Memory allocation to a struct with a pointer

Question

In foo.h I have:

struct Foo_st {
    int a;
    MyObj obj1, obj2;
};

typedef struct Foo_st* Foo;

And inside foo.c I want to allocate space for my struct, so I try:

Foo foo1 = (Foo) malloc(sizeof(Foo_st));

But I get an error -

'Foo_st' undeclared (first use in this function)

What am I doing wrong?

Answer 1

Your code fails in C because the type Foo_st is not defined (contrary to C++).
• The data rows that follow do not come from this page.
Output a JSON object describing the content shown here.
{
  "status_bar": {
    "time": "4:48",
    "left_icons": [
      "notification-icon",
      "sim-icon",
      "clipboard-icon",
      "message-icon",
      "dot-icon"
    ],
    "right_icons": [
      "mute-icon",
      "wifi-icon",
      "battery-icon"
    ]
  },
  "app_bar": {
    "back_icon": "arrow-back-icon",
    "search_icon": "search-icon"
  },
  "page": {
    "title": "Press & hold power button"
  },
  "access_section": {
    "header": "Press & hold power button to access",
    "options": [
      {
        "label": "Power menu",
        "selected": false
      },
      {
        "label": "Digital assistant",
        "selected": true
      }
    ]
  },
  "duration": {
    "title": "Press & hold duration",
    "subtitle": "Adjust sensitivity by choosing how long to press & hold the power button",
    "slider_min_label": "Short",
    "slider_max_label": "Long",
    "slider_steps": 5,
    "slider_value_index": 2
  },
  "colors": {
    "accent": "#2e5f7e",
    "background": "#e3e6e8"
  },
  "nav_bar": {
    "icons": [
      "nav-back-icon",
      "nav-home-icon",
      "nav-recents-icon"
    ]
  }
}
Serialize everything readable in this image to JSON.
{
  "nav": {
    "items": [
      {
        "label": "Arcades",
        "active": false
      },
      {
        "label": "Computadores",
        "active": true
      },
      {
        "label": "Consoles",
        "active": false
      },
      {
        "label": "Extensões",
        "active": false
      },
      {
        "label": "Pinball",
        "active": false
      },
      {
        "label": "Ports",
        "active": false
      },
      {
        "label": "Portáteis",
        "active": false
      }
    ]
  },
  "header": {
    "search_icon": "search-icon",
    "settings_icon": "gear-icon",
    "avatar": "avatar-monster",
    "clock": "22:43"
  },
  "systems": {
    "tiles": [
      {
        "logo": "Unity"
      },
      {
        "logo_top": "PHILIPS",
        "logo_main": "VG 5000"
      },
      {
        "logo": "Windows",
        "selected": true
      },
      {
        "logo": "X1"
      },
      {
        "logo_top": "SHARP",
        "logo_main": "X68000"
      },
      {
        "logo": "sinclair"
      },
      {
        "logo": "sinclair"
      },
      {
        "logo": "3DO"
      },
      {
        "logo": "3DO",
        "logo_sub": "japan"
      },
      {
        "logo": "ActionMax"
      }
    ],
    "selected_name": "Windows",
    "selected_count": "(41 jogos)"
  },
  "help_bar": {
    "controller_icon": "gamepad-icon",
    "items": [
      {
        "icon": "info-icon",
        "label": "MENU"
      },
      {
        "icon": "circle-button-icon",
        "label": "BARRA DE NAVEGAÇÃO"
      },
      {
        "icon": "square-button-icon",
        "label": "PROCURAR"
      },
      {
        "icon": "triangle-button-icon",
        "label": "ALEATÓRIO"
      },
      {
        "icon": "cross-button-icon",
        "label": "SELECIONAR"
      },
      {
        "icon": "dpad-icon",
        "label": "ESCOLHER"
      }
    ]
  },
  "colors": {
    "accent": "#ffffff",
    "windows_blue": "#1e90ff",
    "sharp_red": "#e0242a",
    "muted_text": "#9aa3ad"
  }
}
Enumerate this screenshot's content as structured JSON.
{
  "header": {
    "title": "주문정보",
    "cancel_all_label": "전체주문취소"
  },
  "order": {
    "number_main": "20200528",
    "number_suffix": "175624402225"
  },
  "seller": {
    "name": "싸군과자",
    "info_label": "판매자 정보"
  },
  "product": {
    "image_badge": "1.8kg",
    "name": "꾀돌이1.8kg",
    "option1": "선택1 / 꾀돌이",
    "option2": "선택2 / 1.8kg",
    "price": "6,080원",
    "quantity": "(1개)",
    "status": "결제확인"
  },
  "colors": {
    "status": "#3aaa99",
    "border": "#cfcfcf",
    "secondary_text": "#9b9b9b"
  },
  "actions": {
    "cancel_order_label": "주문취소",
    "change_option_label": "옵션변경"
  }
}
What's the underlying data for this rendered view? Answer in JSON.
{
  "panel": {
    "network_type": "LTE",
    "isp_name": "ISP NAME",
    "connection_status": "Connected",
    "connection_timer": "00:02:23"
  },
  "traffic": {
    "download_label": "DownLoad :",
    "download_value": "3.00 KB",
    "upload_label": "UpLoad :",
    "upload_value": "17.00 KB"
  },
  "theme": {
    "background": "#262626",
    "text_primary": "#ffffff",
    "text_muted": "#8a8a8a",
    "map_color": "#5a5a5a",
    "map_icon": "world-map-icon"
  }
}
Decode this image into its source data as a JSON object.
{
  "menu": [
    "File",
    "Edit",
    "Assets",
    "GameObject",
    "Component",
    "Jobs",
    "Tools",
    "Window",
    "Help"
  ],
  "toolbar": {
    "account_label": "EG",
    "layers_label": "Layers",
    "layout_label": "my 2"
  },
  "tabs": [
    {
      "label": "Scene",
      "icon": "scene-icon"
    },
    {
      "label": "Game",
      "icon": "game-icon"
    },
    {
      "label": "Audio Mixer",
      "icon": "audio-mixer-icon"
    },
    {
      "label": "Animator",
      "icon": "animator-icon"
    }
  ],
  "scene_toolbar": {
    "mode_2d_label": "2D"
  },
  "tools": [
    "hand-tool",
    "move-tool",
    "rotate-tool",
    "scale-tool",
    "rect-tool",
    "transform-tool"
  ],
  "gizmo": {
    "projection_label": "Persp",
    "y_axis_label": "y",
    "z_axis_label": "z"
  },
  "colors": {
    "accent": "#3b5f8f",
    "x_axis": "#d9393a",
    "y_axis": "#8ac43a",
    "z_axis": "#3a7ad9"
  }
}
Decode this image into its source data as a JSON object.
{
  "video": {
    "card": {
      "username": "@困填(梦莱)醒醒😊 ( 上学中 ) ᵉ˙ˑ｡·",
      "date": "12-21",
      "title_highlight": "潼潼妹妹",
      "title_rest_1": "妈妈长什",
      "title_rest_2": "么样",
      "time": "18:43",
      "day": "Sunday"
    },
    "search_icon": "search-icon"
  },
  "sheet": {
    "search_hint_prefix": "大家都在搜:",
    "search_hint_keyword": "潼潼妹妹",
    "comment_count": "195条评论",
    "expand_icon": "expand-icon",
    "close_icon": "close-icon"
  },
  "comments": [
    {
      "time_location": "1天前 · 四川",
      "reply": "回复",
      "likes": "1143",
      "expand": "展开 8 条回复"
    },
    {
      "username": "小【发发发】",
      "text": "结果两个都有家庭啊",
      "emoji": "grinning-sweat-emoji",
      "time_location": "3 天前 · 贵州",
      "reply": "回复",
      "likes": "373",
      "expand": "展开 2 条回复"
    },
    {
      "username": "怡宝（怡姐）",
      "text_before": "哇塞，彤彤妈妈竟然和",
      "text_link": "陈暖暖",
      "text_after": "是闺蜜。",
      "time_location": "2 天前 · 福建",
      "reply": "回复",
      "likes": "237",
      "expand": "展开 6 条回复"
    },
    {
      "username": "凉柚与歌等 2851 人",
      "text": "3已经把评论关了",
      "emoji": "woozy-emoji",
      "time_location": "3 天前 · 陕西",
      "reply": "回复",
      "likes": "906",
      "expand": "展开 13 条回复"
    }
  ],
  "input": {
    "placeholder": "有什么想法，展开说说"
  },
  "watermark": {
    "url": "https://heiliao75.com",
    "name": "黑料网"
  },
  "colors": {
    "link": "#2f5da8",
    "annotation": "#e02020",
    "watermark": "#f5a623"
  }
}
You can correct this in 3 different ways:

• Add the struct keyword:

  Foo foo1 = malloc(sizeof(struct Foo_st));
  

• Define the type Foo_st:

  typedef struct Foo_st {
      int a;
      MyObj obj1, obj2;
  } Foo_st;
  typedef struct Foo_st *Foo;
  
  Foo foo1 = malloc(sizeof(Foo_st));
  

• Use the type of the destination pointer (a safer option IMHO):

  Foo foo1 = malloc(sizeof(*foo1));
  

Note that it is considered bad style to hide pointers behind typedefs. It tends to be error prone and produces non idiomatic code confusing for both the readers and the programmer.

Answer 2

You must typedef struct to be able to use it without struct keyword, just as you did with typedefed pointer:

typedef struct {
    int a;
    MyObj obj1, obj2;
} Foo_st;
typedef Foo_st* Foo;
// note: ^^^^^^^^ there is no struct keyword as Foo_st is already
// a typedef for struct, i.e. struct Foo_st


Foo foo1 = malloc(sizeof(Foo_st));

Note: There is no need to cast malloc in C.

Answer 3

In C, struct names must be preceded by struct. You want:

Foo foo1 = malloc(sizeof(struct Foo_st));

Alternatively, replace your struct Foo_st declaration with a typedef:

typedef struct {
    int a;
    MyObj obj1, obj2;
} Foo_st;

This defines Foo_st as an alias to an anonymous struct type. Your original allocation statement will then work.